Given the fact that I have no idea about GridFS I'll just put down something I've seen couple of years ago in a fairly large (250+ million documents @ 10kb to hundreds mb size) system.

The document retrieval was initiated by a host system (probably your core application) which only knew a repository name and a token for the document.

The document storage itself consisted of a web server a database and a (quiet sophisticated) filesystem (SAN with SATA, SCSI and tape).

The web server received a request for a document in a certain repo, fetched the metadata from a database (reponame, token -> foldername, filename) fetched the file from disk and spit it out over the wire. No database integrated filestreams etc. had been used. This concept was very fast, easy and sturdy. We once did a comparison against some database storage (IIRC Oracle and MSSQL) which resulted in a disaster for these databases especially in terms of speed. I think MSSQL wasn't using the native filesystem at these times.

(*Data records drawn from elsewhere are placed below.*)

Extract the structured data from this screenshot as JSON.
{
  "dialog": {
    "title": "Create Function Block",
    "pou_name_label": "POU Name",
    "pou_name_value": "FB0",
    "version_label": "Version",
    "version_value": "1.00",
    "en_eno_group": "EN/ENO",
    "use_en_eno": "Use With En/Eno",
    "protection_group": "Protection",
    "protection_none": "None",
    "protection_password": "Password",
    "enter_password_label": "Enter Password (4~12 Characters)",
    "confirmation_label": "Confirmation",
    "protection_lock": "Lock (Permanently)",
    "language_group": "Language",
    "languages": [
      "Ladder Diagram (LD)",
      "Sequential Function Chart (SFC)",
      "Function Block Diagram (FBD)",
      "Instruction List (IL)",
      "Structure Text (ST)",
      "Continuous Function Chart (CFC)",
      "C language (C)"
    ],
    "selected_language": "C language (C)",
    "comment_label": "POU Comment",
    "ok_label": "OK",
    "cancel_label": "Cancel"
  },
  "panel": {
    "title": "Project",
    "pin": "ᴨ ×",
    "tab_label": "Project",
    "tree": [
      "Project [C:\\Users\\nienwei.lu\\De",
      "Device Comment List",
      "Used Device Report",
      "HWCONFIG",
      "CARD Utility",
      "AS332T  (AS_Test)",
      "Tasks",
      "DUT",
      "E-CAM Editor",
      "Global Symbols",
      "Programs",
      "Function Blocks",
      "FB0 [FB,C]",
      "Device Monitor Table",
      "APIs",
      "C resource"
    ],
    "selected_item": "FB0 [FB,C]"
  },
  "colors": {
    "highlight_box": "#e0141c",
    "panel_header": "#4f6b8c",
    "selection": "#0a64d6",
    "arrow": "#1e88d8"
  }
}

To add some horizontal scalability you probably only have to find a mechanism to distribute your load between servers (a.k.a repositories, shards).

From my experience the retrieval and loading speed of files in such document stores are highly interconnected to the kind of storage you use. RAID systems, SANs, in memory filesystems or RAMSAN are a must have, depending on your requirements.

IMHO if you want speed, always use the native filesystem and know what it's doing. This implies that you have to do some of the dirty work (especially sharding) by yourself.

OTHER TIPS

I would like to share our success story. We are using MongoDB GridFS for storing millions of images. One of our storage has:

  • 2 shards of mongodb
  • about 500 Gb of data
  • 14,998,166 files
  • 2.5 Gb index size

As a frontend we've got nginx and simple daemon written in Go, that able to serve data from GridFS more than 1,000 requests per second.